The Right Honourable Helen Clark is in the Everest region of Nepal this week, trekking the steep, winding tracks through the Himalayas up to Thyangboche (3870m), to visit the current and historic work of Sir Edmund Hillary’s Himalayan Trust.
The trek is part of the celebrations taking place this year to mark 100 years since Hillary’s birth.
Today, May 29, also marks 66 years since New Zealander Hillary and Nepali Sherpa Tenzing Norgay reached the summit of Mt Everest in Nepal, the highest peak in the world.

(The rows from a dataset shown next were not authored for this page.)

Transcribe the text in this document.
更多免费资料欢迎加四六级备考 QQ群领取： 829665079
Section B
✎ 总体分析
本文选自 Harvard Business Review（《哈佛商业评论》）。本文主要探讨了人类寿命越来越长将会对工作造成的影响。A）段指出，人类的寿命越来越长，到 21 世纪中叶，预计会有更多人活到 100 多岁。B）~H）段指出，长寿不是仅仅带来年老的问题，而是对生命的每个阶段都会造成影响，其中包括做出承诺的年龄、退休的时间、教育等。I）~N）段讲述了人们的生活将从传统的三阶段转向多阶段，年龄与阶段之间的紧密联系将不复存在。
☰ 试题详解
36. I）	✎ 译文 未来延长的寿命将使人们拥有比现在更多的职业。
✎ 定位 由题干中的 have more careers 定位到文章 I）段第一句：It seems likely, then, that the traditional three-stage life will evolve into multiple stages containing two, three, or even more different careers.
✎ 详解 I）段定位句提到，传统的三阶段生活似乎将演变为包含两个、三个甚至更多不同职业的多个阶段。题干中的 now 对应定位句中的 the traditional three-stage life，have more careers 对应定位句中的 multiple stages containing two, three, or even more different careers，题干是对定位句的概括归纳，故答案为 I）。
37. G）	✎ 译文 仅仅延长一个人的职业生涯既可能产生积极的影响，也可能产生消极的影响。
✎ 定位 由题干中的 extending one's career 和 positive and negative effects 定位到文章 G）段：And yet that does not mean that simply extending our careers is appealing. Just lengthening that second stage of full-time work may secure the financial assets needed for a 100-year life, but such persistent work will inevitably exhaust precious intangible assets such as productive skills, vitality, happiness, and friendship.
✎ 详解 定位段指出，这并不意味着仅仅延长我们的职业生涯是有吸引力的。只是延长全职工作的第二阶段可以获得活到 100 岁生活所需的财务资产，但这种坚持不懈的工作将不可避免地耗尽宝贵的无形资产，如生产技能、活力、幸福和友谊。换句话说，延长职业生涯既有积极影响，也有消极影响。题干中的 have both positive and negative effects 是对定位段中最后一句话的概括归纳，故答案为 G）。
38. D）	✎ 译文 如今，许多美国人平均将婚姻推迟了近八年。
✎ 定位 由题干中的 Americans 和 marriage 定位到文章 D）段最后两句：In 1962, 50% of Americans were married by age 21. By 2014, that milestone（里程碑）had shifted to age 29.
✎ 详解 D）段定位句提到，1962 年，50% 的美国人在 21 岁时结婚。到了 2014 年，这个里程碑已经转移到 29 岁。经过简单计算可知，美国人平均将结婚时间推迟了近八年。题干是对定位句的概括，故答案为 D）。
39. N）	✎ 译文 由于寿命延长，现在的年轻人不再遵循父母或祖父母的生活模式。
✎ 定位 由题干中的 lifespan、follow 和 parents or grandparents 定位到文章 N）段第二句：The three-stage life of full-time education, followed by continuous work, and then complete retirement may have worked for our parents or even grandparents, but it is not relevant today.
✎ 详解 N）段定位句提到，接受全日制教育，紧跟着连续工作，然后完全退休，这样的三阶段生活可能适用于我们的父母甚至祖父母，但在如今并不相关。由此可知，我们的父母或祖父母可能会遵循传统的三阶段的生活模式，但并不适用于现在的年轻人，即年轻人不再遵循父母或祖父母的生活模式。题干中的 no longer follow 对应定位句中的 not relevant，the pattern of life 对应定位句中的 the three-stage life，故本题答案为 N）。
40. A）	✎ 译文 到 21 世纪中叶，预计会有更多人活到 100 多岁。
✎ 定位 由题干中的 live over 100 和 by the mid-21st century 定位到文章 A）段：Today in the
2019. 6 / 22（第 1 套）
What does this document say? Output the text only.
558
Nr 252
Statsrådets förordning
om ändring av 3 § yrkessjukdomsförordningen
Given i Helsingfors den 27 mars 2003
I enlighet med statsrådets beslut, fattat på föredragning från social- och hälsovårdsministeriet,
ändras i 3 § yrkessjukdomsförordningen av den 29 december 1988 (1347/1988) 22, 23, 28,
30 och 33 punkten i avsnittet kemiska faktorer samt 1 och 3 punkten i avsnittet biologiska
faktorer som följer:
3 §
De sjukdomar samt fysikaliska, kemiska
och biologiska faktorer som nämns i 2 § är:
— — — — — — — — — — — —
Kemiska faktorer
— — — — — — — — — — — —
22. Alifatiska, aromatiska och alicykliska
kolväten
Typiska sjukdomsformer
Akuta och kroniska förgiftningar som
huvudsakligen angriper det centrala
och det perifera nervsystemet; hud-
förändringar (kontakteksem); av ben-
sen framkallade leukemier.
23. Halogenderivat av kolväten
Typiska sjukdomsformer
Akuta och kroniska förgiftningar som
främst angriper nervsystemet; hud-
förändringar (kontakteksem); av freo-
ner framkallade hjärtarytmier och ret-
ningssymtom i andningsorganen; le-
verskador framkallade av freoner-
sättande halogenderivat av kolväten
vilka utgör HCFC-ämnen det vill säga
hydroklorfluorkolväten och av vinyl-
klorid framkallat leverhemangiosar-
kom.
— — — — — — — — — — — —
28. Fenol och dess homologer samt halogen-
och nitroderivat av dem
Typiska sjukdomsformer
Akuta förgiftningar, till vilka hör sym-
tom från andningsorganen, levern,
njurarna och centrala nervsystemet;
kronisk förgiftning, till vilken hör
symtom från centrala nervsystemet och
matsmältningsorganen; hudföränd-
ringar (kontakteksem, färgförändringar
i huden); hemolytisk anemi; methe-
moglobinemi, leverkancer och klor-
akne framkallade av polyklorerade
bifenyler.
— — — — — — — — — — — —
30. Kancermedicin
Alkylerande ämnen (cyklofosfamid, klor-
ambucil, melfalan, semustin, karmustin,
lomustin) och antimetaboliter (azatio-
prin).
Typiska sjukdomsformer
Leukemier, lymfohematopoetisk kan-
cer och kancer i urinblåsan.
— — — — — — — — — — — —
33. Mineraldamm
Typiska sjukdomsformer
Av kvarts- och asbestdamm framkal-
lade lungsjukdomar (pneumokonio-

“Trekking through this area is very special. As we pass villages clinging to hillsides, the yak and mule trains, and the tea houses, we have enjoyed the warm and generous welcome extended to all New Zealand visitors,” said Helen.
“All along the trekking route, I’ve met people who have been educated in the schools established by Sir Edmund Hillary and the Himalayan Trust. Many have gone on to become teachers, health workers, doctors, community leaders and to work in trekking and tourism. Education is always a catalyst for human development and I’ve been reminded of that every day here in Nepal.”
Helen visited Khumjung school, the first school built by Hillary in 1961, where she spent time reading a book on Sir Ed to young students and meeting with senior students. She also visited Kunde Hospital, built by Hillary in 1966, taking time to speak with the Doctor-in-Charge, Dr Kami, who began his education at a school built by Hillary in the remote village of Thame.
As well as experiencing the historical legacy, Clark has been seeing some of the earthquake-strengthened classrooms built to replace those damaged in the 2015 earthquakes and will also visit a new safe water system in the village of Musey. Generous donations from New Zealanders have made all these works possible.
Helen added: “Sir Ed worked tirelessly to raise funds to provide education and health care for people and for reforestation in this region of Nepal. Much of the money he raised was donated by the New Zealand public. It’s a privilege to be here in Nepal and see this legacy first-hand.
“Sir Ed was an inspiration for New Zealanders and for the Sherpa communities with which he worked. We can all be proud of his legacy.”